Vertex AI RAG Engine is a managed orchestration service aimed to make it easier to connect large language models (LLMs) to external data sources to be more up-to-date, generate more relevant responses, and hallucinate less.
According to Google, its new RAG Engine is the “sweet spot” for developers using Vertex AI to implement a RAG-based LLM, providing a balance between the ease of use of Vertex AI Search and the power of a custom RAG pipeline built using lower-level Vertex AI APIs such as Text Embedding API, Ranking API, etc.
The overall workflow supported by Vertex AI RAG Engine includes distinct steps for data ingestion from a number of different sources; data transformation, such as splitting data into chunks previous to indexing; embedding, which provides a numerical representation of text to capture its semantics and context; data indexing to build a corpus optimized for search; retrieval of relevant information from the knowledge based on a user’s prompt; and, last, a generation step where the original user query is augmented with the retrieved information.
Using Vertex AI RAG Engine you can easily integrate all those steps into your solution. The easiest way to start with Vertex AI RAG Engine is through its Python bindings which are part of the google-cloud-aiplatform
package. After setting up a Google Cloud project and initializing the Vertex AI engine, you can easily create a corpus from your own local files or documents in Google Cloud Storage or Google Drive by using the upload_file
or import_file
methods.
# Currently supports Google first-party embedding models
EMBEDDING_MODEL = "publishers/google/models/text-embedding-004" # @param {type:"string", isTemplate: true}
embedding_model_config = rag.EmbeddingModelConfig(publisher_model=EMBEDDING_MODEL)
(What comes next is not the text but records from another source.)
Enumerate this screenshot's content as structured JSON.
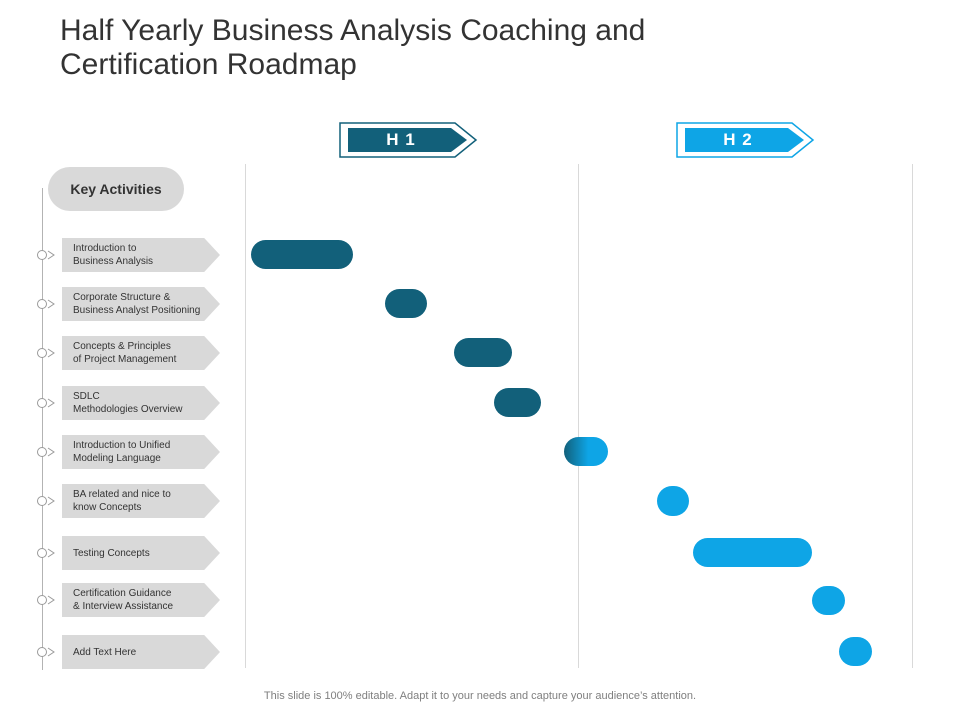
{
  "title": {
    "line1": "Half Yearly Business Analysis Coaching and",
    "line2": "Certification Roadmap"
  },
  "phases": [
    {
      "label": "H 1",
      "color": "#12607a"
    },
    {
      "label": "H 2",
      "color": "#0ea5e6"
    }
  ],
  "key_activities_label": "Key Activities",
  "activities": [
    {
      "line1": "Introduction to",
      "line2": "Business Analysis",
      "color": "#12607a"
    },
    {
      "line1": "Corporate Structure &",
      "line2": "Business Analyst Positioning",
      "color": "#12607a"
    },
    {
      "line1": "Concepts & Principles",
      "line2": "of Project Management",
      "color": "#12607a"
    },
    {
      "line1": "SDLC",
      "line2": "Methodologies  Overview",
      "color": "#12607a"
    },
    {
      "line1": "Introduction to Unified",
      "line2": "Modeling Language",
      "color": "#0ea5e6"
    },
    {
      "line1": "BA related and nice to",
      "line2": "know Concepts",
      "color": "#0ea5e6"
    },
    {
      "line1": "Testing Concepts",
      "line2": "",
      "color": "#0ea5e6"
    },
    {
      "line1": "Certification Guidance",
      "line2": "& Interview Assistance",
      "color": "#0ea5e6"
    },
    {
      "line1": "Add Text Here",
      "line2": "",
      "color": "#0ea5e6"
    }
  ],
  "footer": "This slide is 100% editable. Adapt it to your needs and capture your audience’s attention."
}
rag_corpus = rag.create_corpus(
display_name="my-rag-corpus", embedding_model_config=embedding_model_config
)
rag_file = rag.upload_file(
corpus_name=rag_corpus.name,
path="test.txt",
display_name="test.txt",
description="my test file",
)
Once you have a corpus, you create a retrieval tool which is then connected to the LLM to expose a new endpoint you can use to query the augmented model:
# Create a tool for the RAG Corpus
rag_retrieval_tool = Tool.from_retrieval(
retrieval=rag.Retrieval(
source=rag.VertexRagStore(
rag_corpora=[rag_corpus.name],
similarity_top_k=10,
vector_distance_threshold=0.5,
),
)
)
# Load tool into Gemini model
rag_gemini_model = GenerativeModel(
"gemini-1.5-flash-001", # your self-deployed endpoint
tools=[rag_retrieval_tool],
)
response = rag_gemini_model.generate_content("What is RAG?")
According to Google, Vertex AI RAG Engine is particularly convenient for use cases like personalized investment advice and risk assessment, accelerated drug discovery and personalized treatment plans, and enhanced due diligence and contract review.
Retrieval Augmented Generation (RAG) is a technique often use to “ground” a large language model, that is, making it fitter to a particular use case or enterprise environment. RAG consists of retrieving information relevant to a particular task from a source that was not accessible to the model during training and feed it to the model along with a prompt. Alternatively, a model can be “grounded” through fine-tuning, a process whereas the external data is used to retrain the model so it is available for each query even when not specified at the prompt level.
Grounding a model enables it to better understand the context of a query and to have additional task-specific information available so it can generate a better response. More specifically in the context of enterprise data, grounding aims to circumvent a limitation of general LLMs by providing access to private data behind firewalls in a safe way.